Sobre esta materia la Sala puntualizó que “ en efecto, a pesar de la desaparición del término de caducidad de dos meses que el art. 11 del Dec. 2591 de 1991 había señalado para ejercer la acción de tutela, declarado inexequible por sentencia C-543 de 1992 de la Corte Constitucional, con posterioridad a ello se ha entendido ‘Que si bien no existe un término límite para el ejercicio de la acción, de todas formas, por la naturaleza, el objeto de protección y la finalidad de este mecanismo de defensa judicial, la presentación de la acción de tutela debe realizarse dentro de un término razonable, que permita la protección inmediata del derecho fundamental a que se refiere el artículo 86 de la Carta Política’.

Por lo tanto, resultará improcedente la acción de tutela por la inobservancia del principio de la inmediatez que debe caracterizar su ejercicio. La restricción tiene como finalidad preservar el carácter expedito de la tutela para la protección de los derechos fundamentales que se consideran vulnerados con la acción u omisión de la autoridad pública.

(Sentencia T-797/02 de 26 de septiembre de 2002.) “Tal entendimiento coincide con la nota de inmediatez que el art. 86 de la Carta Política señala como finalidad del ejercicio de esta acción, de manera que aquellas situaciones en que el hecho violatorio del derecho fundamental no guarde razonable cercanía en el tiempo con el ejercicio de la acción, no debe, en principio, ser amparado, en parte a modo de sanción por la demora o negligencia del accionante en acudir a la jurisdicción para reclamar tal protección y, también, por evitar perjuicios, estos si actuales, a terceros que hayan derivado situaciones jurídicas de las circunstancias no cuestionadas oportunamente.

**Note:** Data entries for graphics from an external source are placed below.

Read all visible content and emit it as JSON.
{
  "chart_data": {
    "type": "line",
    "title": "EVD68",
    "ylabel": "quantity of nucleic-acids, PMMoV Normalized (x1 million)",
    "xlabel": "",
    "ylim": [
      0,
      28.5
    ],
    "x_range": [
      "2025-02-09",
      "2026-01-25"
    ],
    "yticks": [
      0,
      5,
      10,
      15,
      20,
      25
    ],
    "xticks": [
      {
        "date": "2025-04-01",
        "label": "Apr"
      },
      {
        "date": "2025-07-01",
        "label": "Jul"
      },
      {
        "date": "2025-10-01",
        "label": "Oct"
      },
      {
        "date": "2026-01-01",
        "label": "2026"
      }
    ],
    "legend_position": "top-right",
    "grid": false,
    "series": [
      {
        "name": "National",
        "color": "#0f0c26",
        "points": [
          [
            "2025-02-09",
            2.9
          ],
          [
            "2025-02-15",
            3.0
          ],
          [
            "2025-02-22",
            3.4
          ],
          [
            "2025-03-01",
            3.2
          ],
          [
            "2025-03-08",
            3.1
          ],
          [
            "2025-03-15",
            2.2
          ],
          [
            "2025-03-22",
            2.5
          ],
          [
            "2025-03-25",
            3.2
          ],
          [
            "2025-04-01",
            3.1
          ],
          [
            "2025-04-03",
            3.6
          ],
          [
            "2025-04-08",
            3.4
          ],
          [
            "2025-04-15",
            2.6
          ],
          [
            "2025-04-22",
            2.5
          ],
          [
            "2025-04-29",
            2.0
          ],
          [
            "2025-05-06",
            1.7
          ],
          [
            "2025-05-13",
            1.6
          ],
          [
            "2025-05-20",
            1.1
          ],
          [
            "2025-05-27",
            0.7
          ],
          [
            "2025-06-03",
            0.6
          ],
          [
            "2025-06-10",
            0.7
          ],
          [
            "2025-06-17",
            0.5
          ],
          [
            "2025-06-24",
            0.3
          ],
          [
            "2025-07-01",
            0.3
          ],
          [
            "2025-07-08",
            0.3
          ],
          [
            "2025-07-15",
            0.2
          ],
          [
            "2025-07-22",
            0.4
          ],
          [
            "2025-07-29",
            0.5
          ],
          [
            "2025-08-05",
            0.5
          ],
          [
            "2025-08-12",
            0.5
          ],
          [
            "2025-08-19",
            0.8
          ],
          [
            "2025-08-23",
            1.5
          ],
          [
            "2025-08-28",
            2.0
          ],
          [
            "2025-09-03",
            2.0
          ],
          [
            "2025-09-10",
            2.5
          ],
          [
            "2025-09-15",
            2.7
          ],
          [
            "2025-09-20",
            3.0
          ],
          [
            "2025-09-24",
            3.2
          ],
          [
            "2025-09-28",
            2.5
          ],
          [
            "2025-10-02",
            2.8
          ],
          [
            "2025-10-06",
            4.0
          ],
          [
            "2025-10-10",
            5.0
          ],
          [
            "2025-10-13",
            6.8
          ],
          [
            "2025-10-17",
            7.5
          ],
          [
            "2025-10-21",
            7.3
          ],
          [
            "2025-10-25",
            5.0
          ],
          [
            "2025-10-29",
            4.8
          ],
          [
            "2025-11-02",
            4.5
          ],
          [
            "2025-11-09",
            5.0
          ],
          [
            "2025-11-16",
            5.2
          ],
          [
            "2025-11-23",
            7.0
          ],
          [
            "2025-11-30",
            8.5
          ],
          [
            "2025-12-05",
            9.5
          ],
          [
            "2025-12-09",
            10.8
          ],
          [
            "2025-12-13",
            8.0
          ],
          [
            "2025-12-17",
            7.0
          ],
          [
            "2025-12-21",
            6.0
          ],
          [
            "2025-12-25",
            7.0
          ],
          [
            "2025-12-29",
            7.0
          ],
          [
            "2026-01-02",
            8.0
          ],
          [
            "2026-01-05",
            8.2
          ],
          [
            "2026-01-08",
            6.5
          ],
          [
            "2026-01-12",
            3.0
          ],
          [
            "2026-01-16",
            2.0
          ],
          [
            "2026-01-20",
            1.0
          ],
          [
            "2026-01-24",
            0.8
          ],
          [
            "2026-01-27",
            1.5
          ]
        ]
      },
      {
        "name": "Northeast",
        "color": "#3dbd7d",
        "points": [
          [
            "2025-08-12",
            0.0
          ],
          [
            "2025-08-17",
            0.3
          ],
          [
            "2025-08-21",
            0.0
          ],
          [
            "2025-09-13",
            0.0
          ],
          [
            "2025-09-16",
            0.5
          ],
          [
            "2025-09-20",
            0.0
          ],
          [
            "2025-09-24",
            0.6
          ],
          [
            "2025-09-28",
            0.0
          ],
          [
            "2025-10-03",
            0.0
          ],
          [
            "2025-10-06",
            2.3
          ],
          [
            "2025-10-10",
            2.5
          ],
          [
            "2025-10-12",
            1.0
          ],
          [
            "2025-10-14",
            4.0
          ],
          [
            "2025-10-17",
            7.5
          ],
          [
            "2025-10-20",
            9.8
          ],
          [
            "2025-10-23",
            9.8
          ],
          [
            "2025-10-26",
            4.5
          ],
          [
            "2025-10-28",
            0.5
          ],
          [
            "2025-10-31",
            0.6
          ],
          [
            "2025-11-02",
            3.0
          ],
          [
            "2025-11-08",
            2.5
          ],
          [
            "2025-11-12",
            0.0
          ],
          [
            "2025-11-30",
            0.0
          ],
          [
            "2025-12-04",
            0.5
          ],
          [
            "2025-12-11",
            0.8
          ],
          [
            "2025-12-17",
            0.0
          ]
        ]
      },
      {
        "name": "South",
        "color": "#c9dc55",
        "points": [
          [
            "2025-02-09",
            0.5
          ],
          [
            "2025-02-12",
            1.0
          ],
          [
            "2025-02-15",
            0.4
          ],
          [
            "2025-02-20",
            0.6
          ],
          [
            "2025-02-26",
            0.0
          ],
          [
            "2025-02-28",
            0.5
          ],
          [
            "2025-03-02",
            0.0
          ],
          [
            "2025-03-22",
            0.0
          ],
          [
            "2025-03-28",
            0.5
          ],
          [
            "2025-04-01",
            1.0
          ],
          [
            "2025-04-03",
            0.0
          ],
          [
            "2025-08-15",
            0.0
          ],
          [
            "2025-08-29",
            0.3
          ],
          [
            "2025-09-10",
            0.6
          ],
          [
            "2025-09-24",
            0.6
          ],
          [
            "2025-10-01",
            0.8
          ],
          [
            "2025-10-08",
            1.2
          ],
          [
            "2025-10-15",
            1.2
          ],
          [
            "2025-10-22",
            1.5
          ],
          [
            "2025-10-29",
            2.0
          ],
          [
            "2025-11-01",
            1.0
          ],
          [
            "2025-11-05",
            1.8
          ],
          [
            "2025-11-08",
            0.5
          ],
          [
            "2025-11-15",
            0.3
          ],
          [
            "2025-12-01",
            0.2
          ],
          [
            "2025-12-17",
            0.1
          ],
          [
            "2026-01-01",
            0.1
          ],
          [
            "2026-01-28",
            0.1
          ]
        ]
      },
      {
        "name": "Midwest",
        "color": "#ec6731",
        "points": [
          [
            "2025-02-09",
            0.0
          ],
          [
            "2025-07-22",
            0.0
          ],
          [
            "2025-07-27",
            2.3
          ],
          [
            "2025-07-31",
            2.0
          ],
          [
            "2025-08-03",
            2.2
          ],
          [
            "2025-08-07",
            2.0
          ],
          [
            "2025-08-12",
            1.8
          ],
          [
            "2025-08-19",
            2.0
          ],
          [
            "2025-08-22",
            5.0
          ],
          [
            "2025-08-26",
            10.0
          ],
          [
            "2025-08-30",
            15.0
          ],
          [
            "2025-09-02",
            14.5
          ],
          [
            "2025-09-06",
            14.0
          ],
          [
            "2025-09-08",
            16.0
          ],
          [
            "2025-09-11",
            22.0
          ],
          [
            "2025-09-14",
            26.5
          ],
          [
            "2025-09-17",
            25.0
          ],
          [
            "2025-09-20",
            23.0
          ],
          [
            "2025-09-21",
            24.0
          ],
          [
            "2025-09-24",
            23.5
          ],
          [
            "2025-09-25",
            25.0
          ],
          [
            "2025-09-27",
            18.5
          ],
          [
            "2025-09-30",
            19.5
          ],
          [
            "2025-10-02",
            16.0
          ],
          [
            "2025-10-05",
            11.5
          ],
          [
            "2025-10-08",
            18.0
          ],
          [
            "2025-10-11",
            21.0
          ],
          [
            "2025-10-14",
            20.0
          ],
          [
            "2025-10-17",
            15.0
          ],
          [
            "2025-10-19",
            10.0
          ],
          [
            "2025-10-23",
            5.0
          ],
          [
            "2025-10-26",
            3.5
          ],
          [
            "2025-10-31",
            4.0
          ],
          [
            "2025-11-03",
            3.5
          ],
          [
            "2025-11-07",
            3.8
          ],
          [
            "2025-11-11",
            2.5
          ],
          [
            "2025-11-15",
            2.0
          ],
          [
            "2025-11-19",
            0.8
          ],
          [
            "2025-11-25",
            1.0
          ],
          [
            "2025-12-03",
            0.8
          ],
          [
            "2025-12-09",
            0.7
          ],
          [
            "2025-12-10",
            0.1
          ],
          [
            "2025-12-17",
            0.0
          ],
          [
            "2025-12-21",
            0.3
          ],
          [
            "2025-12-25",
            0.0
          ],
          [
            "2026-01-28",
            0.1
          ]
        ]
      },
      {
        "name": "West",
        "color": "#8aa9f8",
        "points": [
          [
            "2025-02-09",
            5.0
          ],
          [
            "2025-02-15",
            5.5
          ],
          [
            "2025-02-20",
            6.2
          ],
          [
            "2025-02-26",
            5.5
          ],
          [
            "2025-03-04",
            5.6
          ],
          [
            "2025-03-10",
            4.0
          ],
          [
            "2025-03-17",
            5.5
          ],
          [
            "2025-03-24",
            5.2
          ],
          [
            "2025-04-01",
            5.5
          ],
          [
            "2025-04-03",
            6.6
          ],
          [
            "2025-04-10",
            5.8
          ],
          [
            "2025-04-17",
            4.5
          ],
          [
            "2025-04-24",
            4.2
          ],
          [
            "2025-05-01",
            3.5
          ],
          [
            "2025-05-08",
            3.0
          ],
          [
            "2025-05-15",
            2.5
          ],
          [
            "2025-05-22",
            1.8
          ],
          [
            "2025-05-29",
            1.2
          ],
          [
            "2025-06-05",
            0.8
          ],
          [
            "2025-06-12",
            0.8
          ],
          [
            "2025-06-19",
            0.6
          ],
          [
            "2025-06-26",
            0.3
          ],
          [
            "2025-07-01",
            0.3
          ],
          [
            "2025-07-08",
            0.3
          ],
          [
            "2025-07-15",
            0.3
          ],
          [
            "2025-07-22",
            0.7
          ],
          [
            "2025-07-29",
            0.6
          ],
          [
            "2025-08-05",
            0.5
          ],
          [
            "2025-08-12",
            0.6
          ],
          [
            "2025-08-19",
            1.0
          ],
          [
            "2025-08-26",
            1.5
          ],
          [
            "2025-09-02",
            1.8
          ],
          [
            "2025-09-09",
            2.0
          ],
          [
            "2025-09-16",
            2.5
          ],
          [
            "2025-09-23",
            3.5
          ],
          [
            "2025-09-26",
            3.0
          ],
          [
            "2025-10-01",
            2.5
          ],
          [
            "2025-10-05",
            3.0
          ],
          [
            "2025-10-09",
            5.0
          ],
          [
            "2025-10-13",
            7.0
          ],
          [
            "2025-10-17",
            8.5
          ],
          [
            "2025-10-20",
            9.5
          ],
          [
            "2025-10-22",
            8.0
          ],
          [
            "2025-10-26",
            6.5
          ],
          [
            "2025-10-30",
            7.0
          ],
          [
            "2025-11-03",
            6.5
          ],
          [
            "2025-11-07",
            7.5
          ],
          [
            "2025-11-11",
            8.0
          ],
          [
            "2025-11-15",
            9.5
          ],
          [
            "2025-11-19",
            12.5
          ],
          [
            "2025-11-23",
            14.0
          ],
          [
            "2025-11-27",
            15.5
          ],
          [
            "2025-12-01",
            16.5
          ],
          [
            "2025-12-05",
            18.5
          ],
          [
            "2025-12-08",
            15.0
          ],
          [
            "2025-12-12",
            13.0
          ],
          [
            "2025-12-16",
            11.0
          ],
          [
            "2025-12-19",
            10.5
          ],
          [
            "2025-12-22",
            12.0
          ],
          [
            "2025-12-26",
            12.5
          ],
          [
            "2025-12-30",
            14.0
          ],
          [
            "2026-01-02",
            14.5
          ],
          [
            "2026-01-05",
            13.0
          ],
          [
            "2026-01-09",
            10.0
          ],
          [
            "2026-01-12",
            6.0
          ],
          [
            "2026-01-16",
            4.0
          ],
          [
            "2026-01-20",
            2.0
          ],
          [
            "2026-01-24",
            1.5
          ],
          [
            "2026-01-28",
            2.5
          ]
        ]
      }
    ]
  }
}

( ) “Así las cosas, en el presente evento no puede tenerse por cumplida la exigencia de inmediatez de la solicitud por cuanto supera en mucho el lapso razonable de los seis meses que se adopta, y no se demostró, ni invocó siquiera, justificación de tal demora por el accionante. (sent. 2 de agosto de 2007, exp. T. No. 00188 -01). 5. Y, en lo que toca con el ataque que enfila contra la entidad financiera, basta señalar que respecto de ésta no se dan las especiales circunstancias previstas por el artículo 42 del Decreto 2591 de 1991; amén de que en ejercicio del derecho de defensa las partes pueden utilizar todos los medios consagrados para tal fin por el legislador aún cuando la parte contraria no comparta los criterios jurídicos esgrimidos por aquella y acogidos por el juzgador.

En este orden de ideas, la Corte negará la acción de tutela impetrada. DECISIÓN En mérito de lo expuesto, la Corte Suprema de Justicia, en Sala de Casación Civil, administrando justicia en nombre de la República y por autoridad de la ley, NIEGA el amparo constitucional pedido. Notifíquese esta decisión a las partes, conforme a lo estipulado en el artículo 30 del Decreto 2591 de 1991 y, en caso de no ser impugnada, remítase el expediente a la Corte Constitucional para su eventual revisión. RUTH MARINA DÍAZ RUEDA JAIME ALBERTO ARRUBLA PAUCAR PEDRO OCTAVIO MUNAR CADENA WILLIAM NAMÉN VARGAS ARTURO SOLARTE RODRÍGUEZ EDGARDO VILLAMIL PORTILLA 1 2 POMC.